The book is full of real-world examples and written for mid-level developers and SysOps/DevOps Engineers. The short list of services covered in the book: EC2, CloudFormation, CloudWatch, integration with Jenkins, S3, Glacier, EBS, EFS, RDS, DynamoDB, ECS, Fargate, ElastiCache, Elastic Load Balancing and Simple Queue Service
Click to see the table of contents
Part 1: Getting started
Chapter 1 What is Amazon Web Services?
Chapter 2 A Simple Example: WordPress in Fifteen Minutes
Part 2: Building virtual infrastructure of computers and networking
Chapter 3 Using Virtual machines: EC2
Chapter 4 Programming Your Infrastructure: The command line, SDKs and CloudFormation
Chapter 5 Securing Your System: IAM, security groups and VPC
Chapter 6 Automating Operational Tasks with Lambda
Part 3: storing data in the cloud
Chapter 7 Storing Your Objects: S3 and Glacier
Chapter 8 Storing on Hard Drives: EBS and instance store
Chapter 9 Sharing Data Volumes Between Machines: EFS
Chapter 10 Using a Relational Database Service: RDS
Chapter 11 Caching Data in Memory: ElastiCache
Chapter 12 Programming for the NoSQL Database Service: DynamoDB
Part 4: Architecting on AWS
Chapter 13 Achieving High Availability: Availability zones, auto-scaling and CloudWatch
Chapter 14 Decoupling Your Infrastructure: Elastic Load Balancing and Simple Queue Service
Chapter 15 Automating Deployment
Chapter 16 Designing for Fault Tolerance
Chapter 17 Scaling up and down: Auto-scaling and CloudWatch
Chapter 18 Building Modern Architectures for the Cloud: ECS and Fargate
Pay attention to Part 4: Architecting on AWS. This part will help you prevent outage of your applications running in AWS by implementing right architecture and set of tools. As a result, you will be able to design greenfield environments or plan migrations to AWS.

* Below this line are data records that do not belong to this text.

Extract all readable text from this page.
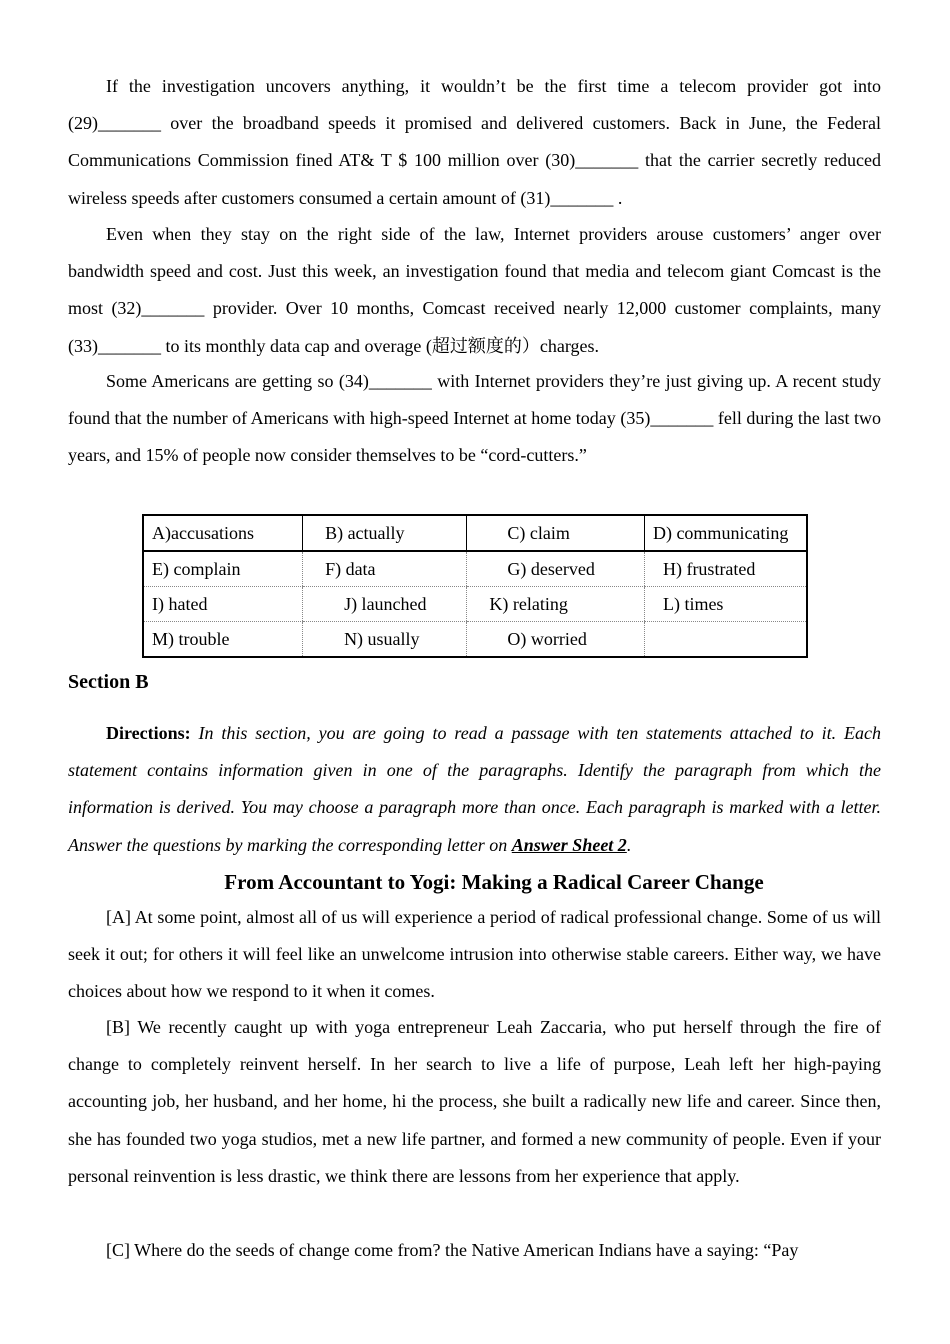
If the investigation uncovers anything, it wouldn’t be the first time a telecom provider got into (29)_______ over the broadband speeds it promised and delivered customers. Back in June, the Federal Communications Commission fined AT& T $ 100 million over (30)_______ that the carrier secretly reduced wireless speeds after customers consumed a certain amount of (31)_______ .

Even when they stay on the right side of the law, Internet providers arouse customers’ anger over bandwidth speed and cost. Just this week, an investigation found that media and telecom giant Comcast is the most (32)_______ provider. Over 10 months, Comcast received nearly 12,000 customer complaints, many (33)_______ to its monthly data cap and overage (超过额度的）charges.

Some Americans are getting so (34)_______ with Internet providers they’re just giving up. A recent study found that the number of Americans with high-speed Internet at home today (35)_______ fell during the last two years, and 15% of people now consider themselves to be “cord-cutters.”

A)accusations	B) actually	C) claim	D) communicating
E) complain	F) data	G) deserved	H) frustrated
I) hated	J) launched	K) relating	L) times
M) trouble	N) usually	O) worried	
Section B

Directions: In this section, you are going to read a passage with ten statements attached to it. Each statement contains information given in one of the paragraphs. Identify the paragraph from which the information is derived. You may choose a paragraph more than once. Each paragraph is marked with a letter. Answer the questions by marking the corresponding letter on Answer Sheet 2.

From Accountant to Yogi: Making a Radical Career Change

[A] At some point, almost all of us will experience a period of radical professional change. Some of us will seek it out; for others it will feel like an unwelcome intrusion into otherwise stable careers. Either way, we have choices about how we respond to it when it comes.

[B] We recently caught up with yoga entrepreneur Leah Zaccaria, who put herself through the fire of change to completely reinvent herself. In her search to live a life of purpose, Leah left her high-paying accounting job, her husband, and her home, hi the process, she built a radically new life and career. Since then, she has founded two yoga studios, met a new life partner, and formed a new community of people. Even if your personal reinvention is less drastic, we think there are lessons from her experience that apply.

[C] Where do the seeds of change come from? the Native American Indians have a saying: “Pay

For DevOps and software engineers, services such as AWS Lambda, CodeDeploy, CloudFormation, HashiCorp’s Packer and integration of some services with Jenkins are also covered. So, you will be ready to automate your deployment after reading the book.
Overall, it’s highly recommended book to purchase. My favorite on AWS and, based on sales, it’s a bestseller in AWS category. Thanks Andreas Wittig and Michael Wittig for fundamental work and keeping the book up-to-date.